The authors report that they found evidence that strong labor laws in general foster innovation but have a negative effect on economic growth. However one aspect of such laws — more stringent laws regulating employee dismissal — had a strong positive effect on both innovation and economic growth in a country.
Why would laws that make it more complicated for employers to let workers go have a positive effect on innovation? One reason, the authors suggest, is that such laws may make employees more willing to take the greater risks associated with attempting innovation.
This topic sparked my interest, but I do wonder about their conclusions… Here are my thoughts. What do you think?
First, it seems like the study defines innovation and innovativeness based on inventions. While it is true that a patent’s value is measured through the number of citations, I don’t equate patents to innovation. Successful commercialization of patents is what drives economic value.
Also, there is no universally accepted definition of innovation or how to measure innovativeness. Take a look at few of the recent studies measuring global innovation.
- INSEAD recently announced findings on its Global Innovation Index (GII) study that evaluates and ranks innovation readiness in countries based on technological sophistication, human capacity, infrastructure and other parameters. The top 10 countries are: US, Germany, Sweden, UK, Singapore, South Korea, Switzerland, Denmark, Japan and Netherlands.
- The Boston Consulting Group (BCG), the National Association of Manufacturers (NAM), and The Manufacturing Institute (MI) recently released a research study that looked at both the business outcomes of innovation and government’s ability to encourage and support innovation through public policy. Based on this study, the top 10 innovative countries are: Singapore, South Korea, Switzerland, Iceland, Ireland, Hong Kong, Finland, United States, Japan, and Sweden. Note that survey mainly took place within the NAM members. For more information, you can access the report here: The Innovation Imperative in Manufacturing: How the United States Can Restore Its Edge.

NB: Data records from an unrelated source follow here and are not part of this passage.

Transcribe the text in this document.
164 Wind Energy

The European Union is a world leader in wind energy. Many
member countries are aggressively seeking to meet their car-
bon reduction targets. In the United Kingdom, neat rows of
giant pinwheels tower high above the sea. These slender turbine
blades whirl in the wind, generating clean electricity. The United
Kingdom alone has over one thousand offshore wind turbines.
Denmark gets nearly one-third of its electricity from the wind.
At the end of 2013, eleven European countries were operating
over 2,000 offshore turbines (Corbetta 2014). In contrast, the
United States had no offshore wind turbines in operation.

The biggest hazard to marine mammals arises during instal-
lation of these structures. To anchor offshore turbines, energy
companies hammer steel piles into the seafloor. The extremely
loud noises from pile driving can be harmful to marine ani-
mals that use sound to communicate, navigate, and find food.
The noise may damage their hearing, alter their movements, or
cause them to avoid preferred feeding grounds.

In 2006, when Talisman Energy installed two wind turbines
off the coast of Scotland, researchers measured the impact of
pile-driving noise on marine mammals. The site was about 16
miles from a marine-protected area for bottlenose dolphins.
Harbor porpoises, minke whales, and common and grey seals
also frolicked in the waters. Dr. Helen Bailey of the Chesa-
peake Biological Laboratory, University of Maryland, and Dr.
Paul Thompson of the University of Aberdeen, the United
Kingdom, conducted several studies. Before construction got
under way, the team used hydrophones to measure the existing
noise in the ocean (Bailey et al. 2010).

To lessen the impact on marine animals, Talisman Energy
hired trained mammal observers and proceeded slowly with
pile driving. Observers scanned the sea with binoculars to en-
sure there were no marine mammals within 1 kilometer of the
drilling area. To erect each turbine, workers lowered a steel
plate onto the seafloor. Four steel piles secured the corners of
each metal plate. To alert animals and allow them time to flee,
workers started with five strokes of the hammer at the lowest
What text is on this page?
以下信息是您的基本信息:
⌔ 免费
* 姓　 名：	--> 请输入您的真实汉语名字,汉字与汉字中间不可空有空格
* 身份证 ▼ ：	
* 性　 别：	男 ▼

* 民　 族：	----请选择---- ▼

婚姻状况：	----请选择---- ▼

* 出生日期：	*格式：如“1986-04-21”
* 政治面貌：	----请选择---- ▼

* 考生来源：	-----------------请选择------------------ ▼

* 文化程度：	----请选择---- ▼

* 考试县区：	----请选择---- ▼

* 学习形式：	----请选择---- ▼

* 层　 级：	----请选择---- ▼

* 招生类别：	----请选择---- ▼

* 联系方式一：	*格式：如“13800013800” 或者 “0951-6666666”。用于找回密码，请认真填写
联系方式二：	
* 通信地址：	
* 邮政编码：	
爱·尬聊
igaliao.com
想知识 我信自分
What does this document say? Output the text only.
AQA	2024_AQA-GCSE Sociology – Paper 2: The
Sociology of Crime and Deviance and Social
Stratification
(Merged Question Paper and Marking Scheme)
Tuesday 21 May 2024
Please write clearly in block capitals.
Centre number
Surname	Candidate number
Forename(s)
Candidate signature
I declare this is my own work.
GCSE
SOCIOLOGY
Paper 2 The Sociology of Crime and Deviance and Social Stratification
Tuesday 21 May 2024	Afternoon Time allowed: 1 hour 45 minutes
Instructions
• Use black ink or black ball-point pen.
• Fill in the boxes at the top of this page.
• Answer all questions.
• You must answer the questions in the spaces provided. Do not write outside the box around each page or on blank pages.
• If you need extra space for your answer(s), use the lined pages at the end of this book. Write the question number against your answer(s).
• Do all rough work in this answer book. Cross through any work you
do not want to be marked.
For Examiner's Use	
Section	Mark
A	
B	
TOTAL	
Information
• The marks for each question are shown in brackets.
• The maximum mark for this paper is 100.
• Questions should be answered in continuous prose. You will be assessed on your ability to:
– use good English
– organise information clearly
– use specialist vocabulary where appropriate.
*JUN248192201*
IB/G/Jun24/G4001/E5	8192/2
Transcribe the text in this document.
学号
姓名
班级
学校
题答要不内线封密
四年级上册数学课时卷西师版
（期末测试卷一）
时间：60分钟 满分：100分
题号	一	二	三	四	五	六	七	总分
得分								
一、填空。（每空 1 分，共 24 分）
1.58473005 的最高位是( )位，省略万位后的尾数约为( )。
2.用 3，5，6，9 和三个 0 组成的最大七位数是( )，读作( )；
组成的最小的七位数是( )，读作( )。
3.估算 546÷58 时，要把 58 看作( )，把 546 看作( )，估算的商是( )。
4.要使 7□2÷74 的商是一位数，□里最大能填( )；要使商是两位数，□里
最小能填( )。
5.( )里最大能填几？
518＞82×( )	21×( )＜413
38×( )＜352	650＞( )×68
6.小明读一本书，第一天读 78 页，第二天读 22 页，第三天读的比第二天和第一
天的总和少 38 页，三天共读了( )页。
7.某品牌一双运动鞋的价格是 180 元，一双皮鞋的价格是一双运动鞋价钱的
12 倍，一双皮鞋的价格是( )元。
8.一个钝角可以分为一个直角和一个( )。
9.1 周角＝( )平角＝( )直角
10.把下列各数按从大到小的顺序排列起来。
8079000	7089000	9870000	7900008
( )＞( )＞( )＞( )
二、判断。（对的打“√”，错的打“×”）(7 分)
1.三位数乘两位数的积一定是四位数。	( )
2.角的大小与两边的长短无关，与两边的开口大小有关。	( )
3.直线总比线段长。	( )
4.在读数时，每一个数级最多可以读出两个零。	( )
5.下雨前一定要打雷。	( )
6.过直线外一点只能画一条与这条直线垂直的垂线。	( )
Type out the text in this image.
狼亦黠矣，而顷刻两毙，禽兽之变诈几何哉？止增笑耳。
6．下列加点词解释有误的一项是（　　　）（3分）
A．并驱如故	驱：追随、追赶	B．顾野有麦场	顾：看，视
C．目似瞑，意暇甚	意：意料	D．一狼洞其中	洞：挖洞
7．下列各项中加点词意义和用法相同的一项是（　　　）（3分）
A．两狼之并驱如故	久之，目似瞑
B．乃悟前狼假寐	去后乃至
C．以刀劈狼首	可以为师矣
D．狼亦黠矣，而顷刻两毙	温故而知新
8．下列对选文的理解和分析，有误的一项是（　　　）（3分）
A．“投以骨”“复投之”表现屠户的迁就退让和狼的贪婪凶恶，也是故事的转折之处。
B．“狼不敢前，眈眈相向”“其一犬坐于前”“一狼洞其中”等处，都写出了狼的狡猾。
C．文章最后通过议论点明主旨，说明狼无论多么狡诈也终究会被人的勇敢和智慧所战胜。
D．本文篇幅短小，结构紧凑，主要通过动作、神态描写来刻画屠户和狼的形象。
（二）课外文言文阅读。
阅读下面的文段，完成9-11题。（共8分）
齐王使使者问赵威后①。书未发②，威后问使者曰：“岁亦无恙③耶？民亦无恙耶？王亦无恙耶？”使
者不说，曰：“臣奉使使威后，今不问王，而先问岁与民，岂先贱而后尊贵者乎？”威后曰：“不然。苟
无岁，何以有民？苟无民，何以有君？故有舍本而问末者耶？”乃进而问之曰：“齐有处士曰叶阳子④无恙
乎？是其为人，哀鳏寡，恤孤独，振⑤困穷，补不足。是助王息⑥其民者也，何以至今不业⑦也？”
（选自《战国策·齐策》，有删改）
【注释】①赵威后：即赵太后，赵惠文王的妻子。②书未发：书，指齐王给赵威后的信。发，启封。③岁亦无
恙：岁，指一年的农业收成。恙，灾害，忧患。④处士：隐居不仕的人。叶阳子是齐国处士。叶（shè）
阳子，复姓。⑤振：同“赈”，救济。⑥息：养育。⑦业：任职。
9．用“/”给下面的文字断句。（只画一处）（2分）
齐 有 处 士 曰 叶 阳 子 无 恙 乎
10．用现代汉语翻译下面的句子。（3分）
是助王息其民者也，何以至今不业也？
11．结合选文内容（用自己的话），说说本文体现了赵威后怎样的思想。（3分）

- Forrester Research evaluated 26 nations’ innovation capabilities and ranked Finland, Ireland, Sweden, Switzerland and US highest.
BusinessWeek also tracks the World’s Most Innovative Companies. Here is their score card for 2008 analysis. Given various studies and differing results, it seems to me that there is a natural linkage and a bias that is unavoidable in these studies.
Armed with the security of tenure and the time to study the world with care, professors would appear to have a unique opportunity to act as society’s scouts to signal impeding problems… Yet rarely have members of the academy succeeded in discovering emerging issues and bringing them vividly to the attention of the public.